Actuellement, la situation est très calme. Plusieurs indices montrent que les choses vont dans le bon sens. Tout d'abord la réunion des Cinq grands à Yamoussoukro, le 28 février (NDLR : réunissant le président Laurent Gbagbo, son Premier ministre Charles Konan Banny, le chef de l'ex-rébellion des Forces nouvelles, Guillaume Soro, ainsi que les dirigeants des deux principaux partis d'opposition, Alassane Ouattara et Henri Konan Bédié).

Ensuite, il y a un accord sur la Commission électorale indépendante, en prévision des élections d'octobre 2006. Et même s'il reste des difficultés, concernant notamment les arriérés de paiement avec la Banque mondiale (BM) ou avec l'Agence française de développement (AFD), nous allons plutôt vers une normalisation. Globalement, après les événements de janvier dernier et les sanctions des Nations unies, on peut dire que la situation s'est nettement améliorée. Charles Konan Banny a véritablement une grande habileté et une légitimité dans la manière de gérer les conflits. Il a notamment le projet important de réintégrer les différentes forces dans une armée républicaine, qui est un enjeu majeur. Demeure aussi le jeu politique de l'élection présidentielle de 2006.

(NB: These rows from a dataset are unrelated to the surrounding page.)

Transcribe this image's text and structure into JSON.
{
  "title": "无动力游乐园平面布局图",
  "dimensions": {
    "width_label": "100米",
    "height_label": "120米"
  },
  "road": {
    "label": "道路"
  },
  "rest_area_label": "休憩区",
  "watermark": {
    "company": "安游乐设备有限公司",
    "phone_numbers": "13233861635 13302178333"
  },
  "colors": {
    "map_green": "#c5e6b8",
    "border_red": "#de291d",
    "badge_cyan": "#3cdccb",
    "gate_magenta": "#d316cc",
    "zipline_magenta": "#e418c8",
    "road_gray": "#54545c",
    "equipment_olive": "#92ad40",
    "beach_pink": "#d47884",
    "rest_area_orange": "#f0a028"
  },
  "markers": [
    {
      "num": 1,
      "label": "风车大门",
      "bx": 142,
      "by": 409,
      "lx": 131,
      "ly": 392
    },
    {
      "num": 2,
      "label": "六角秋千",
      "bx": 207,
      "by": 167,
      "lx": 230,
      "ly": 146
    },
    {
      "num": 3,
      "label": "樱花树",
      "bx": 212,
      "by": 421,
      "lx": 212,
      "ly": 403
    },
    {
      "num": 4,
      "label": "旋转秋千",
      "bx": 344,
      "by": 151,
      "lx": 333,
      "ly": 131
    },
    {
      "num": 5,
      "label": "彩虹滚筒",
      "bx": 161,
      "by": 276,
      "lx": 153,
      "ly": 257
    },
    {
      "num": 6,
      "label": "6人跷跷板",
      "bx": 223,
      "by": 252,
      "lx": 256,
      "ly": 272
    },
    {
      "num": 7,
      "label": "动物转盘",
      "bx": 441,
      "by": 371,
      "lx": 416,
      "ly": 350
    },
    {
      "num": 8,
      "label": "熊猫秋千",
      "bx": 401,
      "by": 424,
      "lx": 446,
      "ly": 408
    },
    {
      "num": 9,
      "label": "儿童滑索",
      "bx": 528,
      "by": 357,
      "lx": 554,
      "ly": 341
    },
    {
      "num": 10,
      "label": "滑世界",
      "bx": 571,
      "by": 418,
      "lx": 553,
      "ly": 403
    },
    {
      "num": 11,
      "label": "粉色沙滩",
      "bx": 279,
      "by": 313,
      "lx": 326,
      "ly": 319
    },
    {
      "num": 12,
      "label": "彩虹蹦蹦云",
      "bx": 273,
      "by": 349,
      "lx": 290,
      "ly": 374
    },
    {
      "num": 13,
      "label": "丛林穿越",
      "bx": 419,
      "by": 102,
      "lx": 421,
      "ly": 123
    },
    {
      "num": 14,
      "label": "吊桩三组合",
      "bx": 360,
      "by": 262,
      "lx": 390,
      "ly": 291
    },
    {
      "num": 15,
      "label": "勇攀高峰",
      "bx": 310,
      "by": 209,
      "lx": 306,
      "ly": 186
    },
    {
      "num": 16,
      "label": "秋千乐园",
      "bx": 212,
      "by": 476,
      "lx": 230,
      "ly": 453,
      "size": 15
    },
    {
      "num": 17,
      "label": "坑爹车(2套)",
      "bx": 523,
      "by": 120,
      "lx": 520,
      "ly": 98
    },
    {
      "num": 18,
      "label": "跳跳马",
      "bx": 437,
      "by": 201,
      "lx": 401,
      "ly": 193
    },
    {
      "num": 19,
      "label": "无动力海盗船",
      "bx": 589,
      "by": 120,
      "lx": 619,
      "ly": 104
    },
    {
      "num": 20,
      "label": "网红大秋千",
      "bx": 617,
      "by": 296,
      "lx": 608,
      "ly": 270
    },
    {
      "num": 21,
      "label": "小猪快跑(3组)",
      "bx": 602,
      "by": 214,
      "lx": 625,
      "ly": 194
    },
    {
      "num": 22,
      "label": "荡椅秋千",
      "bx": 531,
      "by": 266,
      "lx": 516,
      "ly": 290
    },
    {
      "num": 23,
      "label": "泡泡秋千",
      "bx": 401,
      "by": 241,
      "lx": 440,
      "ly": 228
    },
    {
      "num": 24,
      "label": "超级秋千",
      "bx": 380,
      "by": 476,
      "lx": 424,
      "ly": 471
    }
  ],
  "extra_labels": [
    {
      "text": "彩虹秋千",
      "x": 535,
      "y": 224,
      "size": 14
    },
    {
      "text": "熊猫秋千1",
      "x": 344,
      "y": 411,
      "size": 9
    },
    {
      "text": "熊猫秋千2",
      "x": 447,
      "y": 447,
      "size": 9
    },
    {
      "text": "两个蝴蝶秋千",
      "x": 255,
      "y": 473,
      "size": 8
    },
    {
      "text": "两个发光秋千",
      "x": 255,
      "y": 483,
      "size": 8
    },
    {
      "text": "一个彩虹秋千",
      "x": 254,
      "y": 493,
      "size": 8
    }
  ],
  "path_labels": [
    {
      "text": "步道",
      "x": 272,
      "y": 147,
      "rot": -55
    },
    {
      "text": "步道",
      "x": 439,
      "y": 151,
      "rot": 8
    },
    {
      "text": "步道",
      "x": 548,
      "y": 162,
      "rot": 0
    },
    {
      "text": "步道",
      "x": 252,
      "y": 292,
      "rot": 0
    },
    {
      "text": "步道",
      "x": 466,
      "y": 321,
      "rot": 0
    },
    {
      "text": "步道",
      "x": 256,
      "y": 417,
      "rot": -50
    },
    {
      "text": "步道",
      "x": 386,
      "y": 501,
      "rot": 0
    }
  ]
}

Quelle est l'attitude des bailleurs de fonds à l'égard de la Côte d'ivoire ?

Ils sont plutôt dans une position favorable. Ils savent l'enjeu que représente la Côte d'Ivoire pour la paix régionale. Ils connaissent ses problèmes financiers, qui sont considérables. La Côte d'Ivoire vit à crédit, elle a des arriérés de paiement, une dette intérieure et extérieure considérable, notamment à l'égard de la Banque africaine de développement (Bad), de l'AFD et de la BM. Néanmoins, je dirais que les relations se normalisent avec le Fonds monétaire international (FMI) et que l'Union européenne joue un rôle important d'appui, y compris dans le programme lié au désarmement et à la réhabilitation. Pour l'instant, là aussi, nous sommes plutôt dans une phase de normalisation avec les bailleurs de fonds.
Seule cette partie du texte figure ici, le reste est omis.